Now, I can share this with you, but Jane Morrison the chicken, seen in the top picture, is my favorite hen. She is the first hen, besides my dearly departed and much loved Ward Schumacher the rooster, who likes to be held. In fact, she actually stands at my feet and waits for me. When I hold her, she curls her neck in like a swan, and leans it into my chest. It's endearing to have a chicken act like a newborn. Now, now, I know she's a chicken. No, I do not want a baby. And please don't write and tell me that I'm yearning for more outward demonstrations of love from my real mother, so I named a chicken after her and now enjoy hugging the chicken. My mother gives me all sorts of love, it's just in short sentence spurts, or appliances I don't really need, but gratefully accept and always use.
No, it's just that Jane Morrison the chicken is so nice, and she likes me. And I like her. Even though our daily huggings led me to come down with another ongoing case of poison oak all around my neck and chin. This outburst of poison oak followed last month's bout when I was hugging the donkeys and got it from them.

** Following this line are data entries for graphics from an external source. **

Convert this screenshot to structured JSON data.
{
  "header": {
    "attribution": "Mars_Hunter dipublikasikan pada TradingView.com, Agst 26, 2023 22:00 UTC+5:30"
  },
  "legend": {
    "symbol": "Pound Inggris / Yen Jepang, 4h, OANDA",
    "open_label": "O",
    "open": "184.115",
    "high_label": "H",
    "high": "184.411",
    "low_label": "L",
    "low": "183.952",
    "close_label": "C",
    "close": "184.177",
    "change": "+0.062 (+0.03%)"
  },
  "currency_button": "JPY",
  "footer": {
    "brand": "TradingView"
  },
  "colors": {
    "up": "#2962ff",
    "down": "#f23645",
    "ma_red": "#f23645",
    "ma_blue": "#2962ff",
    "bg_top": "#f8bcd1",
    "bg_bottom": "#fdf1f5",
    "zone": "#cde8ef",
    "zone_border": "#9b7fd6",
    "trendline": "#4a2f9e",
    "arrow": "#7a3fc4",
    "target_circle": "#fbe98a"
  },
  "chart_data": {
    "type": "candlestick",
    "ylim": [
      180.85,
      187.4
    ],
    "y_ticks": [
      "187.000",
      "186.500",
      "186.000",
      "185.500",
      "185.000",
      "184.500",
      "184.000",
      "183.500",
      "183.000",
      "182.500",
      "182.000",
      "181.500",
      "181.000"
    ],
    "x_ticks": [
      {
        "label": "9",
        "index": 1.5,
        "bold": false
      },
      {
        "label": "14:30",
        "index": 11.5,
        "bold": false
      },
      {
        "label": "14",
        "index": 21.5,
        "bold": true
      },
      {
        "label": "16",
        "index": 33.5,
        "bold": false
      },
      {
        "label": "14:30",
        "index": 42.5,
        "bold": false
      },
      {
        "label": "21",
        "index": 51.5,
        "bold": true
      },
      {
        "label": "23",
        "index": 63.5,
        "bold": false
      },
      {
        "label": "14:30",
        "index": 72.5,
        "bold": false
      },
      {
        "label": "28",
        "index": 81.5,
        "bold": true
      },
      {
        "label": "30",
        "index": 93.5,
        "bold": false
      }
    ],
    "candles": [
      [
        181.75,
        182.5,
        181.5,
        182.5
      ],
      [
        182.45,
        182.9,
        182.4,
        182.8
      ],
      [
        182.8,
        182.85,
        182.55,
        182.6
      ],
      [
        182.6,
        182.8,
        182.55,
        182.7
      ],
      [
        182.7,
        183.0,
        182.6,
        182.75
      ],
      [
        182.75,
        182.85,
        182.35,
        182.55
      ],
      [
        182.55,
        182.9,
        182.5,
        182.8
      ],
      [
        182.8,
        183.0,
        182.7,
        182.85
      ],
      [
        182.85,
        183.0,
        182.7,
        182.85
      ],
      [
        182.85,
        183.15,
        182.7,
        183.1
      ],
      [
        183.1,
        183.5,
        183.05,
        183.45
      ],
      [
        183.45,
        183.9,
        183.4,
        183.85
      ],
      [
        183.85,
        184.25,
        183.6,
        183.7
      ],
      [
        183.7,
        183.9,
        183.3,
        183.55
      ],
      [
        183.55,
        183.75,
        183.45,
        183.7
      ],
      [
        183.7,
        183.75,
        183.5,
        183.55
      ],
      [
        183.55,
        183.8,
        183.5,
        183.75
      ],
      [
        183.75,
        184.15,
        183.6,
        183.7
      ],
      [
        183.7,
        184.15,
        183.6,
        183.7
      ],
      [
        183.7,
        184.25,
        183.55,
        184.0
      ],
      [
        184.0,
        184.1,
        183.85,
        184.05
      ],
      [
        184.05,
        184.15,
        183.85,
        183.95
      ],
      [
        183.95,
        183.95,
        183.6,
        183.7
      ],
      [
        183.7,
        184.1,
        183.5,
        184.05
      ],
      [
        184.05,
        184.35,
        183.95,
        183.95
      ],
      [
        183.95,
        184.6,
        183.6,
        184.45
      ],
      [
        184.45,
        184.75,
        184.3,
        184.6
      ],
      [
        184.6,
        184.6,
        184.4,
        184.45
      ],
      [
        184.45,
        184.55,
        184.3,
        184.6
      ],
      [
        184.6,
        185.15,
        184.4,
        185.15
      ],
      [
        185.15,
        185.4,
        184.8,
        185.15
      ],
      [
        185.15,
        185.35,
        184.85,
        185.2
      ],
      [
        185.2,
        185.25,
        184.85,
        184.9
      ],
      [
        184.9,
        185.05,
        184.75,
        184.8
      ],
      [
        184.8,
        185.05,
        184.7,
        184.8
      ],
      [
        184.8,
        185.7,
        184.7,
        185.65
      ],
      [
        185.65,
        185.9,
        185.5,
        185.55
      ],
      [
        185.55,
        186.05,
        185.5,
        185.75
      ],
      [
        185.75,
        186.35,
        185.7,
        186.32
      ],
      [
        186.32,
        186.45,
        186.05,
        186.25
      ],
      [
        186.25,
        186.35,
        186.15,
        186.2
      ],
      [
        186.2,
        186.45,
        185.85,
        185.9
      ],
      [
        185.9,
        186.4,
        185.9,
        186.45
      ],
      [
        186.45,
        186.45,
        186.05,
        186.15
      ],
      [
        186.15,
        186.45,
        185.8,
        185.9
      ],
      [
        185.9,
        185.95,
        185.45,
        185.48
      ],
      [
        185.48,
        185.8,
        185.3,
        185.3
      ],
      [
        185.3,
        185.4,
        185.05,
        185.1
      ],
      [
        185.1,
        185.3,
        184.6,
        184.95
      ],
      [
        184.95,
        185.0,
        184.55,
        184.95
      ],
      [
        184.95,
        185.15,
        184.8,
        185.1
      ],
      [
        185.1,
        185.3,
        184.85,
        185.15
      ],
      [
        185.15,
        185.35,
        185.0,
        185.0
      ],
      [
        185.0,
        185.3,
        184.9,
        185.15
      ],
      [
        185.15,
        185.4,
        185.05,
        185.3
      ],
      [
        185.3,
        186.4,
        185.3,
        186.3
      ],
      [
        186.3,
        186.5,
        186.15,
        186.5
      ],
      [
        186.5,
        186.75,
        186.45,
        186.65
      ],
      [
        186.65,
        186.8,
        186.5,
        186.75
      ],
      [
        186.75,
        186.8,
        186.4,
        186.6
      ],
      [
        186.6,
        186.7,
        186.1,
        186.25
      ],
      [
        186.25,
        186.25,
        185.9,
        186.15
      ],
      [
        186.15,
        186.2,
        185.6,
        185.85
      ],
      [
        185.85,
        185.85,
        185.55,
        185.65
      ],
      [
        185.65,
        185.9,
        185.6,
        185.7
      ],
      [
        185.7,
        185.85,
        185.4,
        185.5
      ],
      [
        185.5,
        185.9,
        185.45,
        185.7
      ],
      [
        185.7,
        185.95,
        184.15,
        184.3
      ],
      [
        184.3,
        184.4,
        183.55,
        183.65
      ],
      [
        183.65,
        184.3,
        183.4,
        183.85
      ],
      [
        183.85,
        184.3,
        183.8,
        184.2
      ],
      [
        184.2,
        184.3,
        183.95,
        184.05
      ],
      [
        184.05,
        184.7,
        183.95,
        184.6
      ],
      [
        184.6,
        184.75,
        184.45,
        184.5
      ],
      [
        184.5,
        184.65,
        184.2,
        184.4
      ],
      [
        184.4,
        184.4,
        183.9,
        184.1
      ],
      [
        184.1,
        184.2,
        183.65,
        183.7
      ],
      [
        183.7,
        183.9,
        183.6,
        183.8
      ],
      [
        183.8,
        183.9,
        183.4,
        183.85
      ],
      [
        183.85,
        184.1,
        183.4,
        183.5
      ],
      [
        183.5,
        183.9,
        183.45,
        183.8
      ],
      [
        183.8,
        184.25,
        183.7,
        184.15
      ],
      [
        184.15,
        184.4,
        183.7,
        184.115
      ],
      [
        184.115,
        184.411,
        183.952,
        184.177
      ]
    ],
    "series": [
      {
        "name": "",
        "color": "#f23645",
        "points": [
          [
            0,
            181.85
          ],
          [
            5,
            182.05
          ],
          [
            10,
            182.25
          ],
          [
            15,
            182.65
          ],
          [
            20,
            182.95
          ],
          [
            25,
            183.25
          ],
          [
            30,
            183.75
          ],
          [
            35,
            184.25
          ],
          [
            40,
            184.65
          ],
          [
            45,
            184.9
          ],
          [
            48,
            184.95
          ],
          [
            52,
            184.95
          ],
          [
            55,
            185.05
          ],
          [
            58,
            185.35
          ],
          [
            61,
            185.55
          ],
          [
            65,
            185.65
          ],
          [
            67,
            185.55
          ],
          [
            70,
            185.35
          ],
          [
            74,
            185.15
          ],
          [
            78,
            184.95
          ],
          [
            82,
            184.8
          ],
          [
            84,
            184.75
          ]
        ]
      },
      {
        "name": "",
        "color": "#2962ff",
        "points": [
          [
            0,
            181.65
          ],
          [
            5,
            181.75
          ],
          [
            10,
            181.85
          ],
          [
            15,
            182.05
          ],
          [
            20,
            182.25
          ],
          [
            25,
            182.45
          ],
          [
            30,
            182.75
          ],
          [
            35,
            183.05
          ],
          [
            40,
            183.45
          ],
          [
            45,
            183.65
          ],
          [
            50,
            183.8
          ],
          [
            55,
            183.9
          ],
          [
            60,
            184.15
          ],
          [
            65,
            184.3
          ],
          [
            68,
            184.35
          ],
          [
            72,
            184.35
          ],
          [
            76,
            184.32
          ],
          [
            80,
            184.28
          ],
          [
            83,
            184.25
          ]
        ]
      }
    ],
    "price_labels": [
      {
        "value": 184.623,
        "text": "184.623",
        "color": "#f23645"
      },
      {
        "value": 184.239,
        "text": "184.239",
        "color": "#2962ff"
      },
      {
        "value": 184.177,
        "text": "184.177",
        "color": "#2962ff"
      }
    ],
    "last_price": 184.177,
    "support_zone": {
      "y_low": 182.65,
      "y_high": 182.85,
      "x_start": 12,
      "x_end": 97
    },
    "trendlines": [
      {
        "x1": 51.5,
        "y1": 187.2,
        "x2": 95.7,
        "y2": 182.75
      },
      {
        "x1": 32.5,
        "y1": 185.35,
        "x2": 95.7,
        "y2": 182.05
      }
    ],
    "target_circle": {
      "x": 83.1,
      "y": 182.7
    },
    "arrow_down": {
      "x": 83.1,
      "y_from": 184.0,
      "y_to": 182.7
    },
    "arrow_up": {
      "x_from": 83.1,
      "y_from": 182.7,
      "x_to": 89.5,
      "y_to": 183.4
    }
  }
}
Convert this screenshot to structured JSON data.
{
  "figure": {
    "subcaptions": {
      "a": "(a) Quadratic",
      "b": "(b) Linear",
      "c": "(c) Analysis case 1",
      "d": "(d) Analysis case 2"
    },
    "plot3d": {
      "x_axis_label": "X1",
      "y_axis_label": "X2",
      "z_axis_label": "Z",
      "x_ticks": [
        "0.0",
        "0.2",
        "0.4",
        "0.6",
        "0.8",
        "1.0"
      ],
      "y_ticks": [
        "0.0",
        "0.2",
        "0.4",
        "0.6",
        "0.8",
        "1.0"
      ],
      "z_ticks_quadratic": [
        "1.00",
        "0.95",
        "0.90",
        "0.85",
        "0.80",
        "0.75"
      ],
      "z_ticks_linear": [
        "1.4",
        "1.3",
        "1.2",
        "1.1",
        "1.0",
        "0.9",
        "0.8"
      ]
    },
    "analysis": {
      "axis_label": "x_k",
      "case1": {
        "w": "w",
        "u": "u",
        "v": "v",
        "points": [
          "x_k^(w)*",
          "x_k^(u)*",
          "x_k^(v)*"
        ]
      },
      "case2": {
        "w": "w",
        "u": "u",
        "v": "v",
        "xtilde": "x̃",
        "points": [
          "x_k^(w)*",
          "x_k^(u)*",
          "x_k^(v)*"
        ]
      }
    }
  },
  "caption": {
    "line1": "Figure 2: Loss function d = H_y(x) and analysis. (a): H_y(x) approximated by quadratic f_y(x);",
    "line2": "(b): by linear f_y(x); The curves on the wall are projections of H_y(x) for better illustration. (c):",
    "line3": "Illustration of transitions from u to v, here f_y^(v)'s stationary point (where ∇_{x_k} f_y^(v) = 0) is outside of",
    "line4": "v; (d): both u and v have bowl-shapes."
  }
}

"You can't hug the donkeys until I can get rid of that poison oak..." the dirt farmer said to me.
I assured him I would refrain from hugging the donkeys - which is very difficult, but I did. But that didn't keep me from hugging that chicken. He now says I shouldn't hug my chicken. Well, who am I supposed to hug?
Anyway, Jane Morrison has the smaller comb of the Three Janes, that's how you know it's her. And she's the one at my feet, that's the other way you know it's her.